Великий князь Московии повернулся к человеку за призрачным столом. Опережая вопрос, прозвучал ответ:
– Да, Михаил, ты не найдешь здесь своего отражения, равно как и моего – зеркала эти отражают души, а не тела. Это, – герцог Стил показал на пульсирующий многоцветный овал, – твоя душа, Великий князь, а это – моя.
Отражение души Александра Стила было похоже на синий круг, внутри которого уходили в бесконечность витки искрящейся спирали.
– Но не затем мы здесь, чтобы удивляться творениям магии древних, – продолжил Стил. – Ты хотел говорить со мной – спрашивай же!

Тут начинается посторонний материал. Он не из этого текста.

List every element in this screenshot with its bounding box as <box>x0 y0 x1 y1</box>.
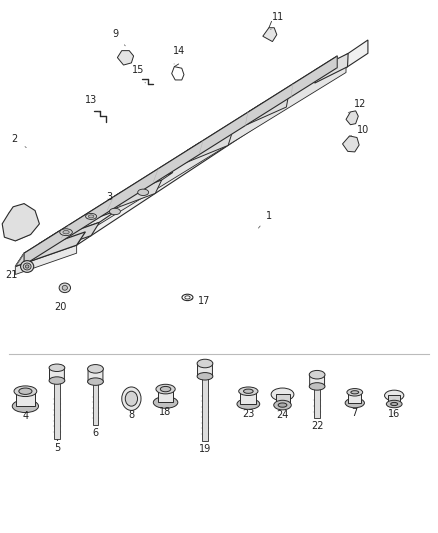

Михаил долго собирался с мыслями, у самого умного и хладнокровного человека в зале Тысячи Отражений мирские думы и слова отдалялись. Наконец Великий князь заговорил:
– Я долго размышлял о том, что сегодня происходит в моей Московии и во всей Империи, советовался с Посвященными… Но я не нашел ясного ответа на многие свои вопросы. Герцог Александр, ты Посвященный Богу, таких, как ты, в Империи лишь двое. Скажи мне, почему эары так легко и быстро завоевали Британию и огромную область Франции, почему перерождения людей всегда так неожиданны для нас, почему имперские маги не могли и не могут предвидеть этого? Неделю назад я привел под стены замка Владык армию. Мы шли почти месяц от стен Москвы, шли через Белую Русь, Полонию, германские княжества и маркграфства, Чехию. И везде смятение, страх… Люди с ужасом смотрят на то, как друзья и родичи перерождаются в эаров. Кто-то превращается в жуткую тварь, кто-то остается внешне человеком – но и теми и другими уже не правят людские души. Ты знаешь, герцог, как это происходит. Ты идешь с другом или даже со своей супругой, с коей ты венчался в церкви, и через минуту перед тобой – поганая тварь, в которой нет и капли человеческого… Так было с моим лучшим воеводой, боярином Святославом Муромским. Он бросился на меч грудью после того, как зарубил этим же мечом бывшую свою жену, боярыню Таисию, а ныне эара с именем, которое знают только в аду. Моя армия потеряла одного из двадцати по пути сюда. Многие переродились, многие погибли в стычках с нелюдью… Мы убили тысячи тварей. Когда отряд латников налетает на стаю, большинство почти не сопротивляется, лишь некоторые, не важно, мужчины или женщины в прошлом, сражаются за свою жизнь. Каждый из таких эаров-воинов стоит пятерых. Я видел, как эар бился на равных с Посвященным Огню – сотником Феоктистом и ранил его, прежде чем сдох сам! Даже когда убиваешь их, не испытываешь ничего кроме горечи – ведь это наши подданные, превращенные кем-то в живое оружие. Тот, кто создал их, кто неведомо как внушает армиям эаров куда идти и что делать, готов устлать всю Империю трупами, залить наши поля кровью. Этот демон готов властвовать над пустыней, в которую превратится Империя! Скажи мне, герцог Александр, Великий имперский арбитр, почему мы не нашли до сих пор их предводителя? Скоро армия наша войдет в Нормандию. Что мы будем делать там? Убивать эаров? Да, может быть, мы уничтожим их, превратив навек цветущие области в безлюдные пустоши. Но найдем ли мы источник заразы? Вырвем ли мы черное сердце короля нелюдей? Ответь мне, герцог!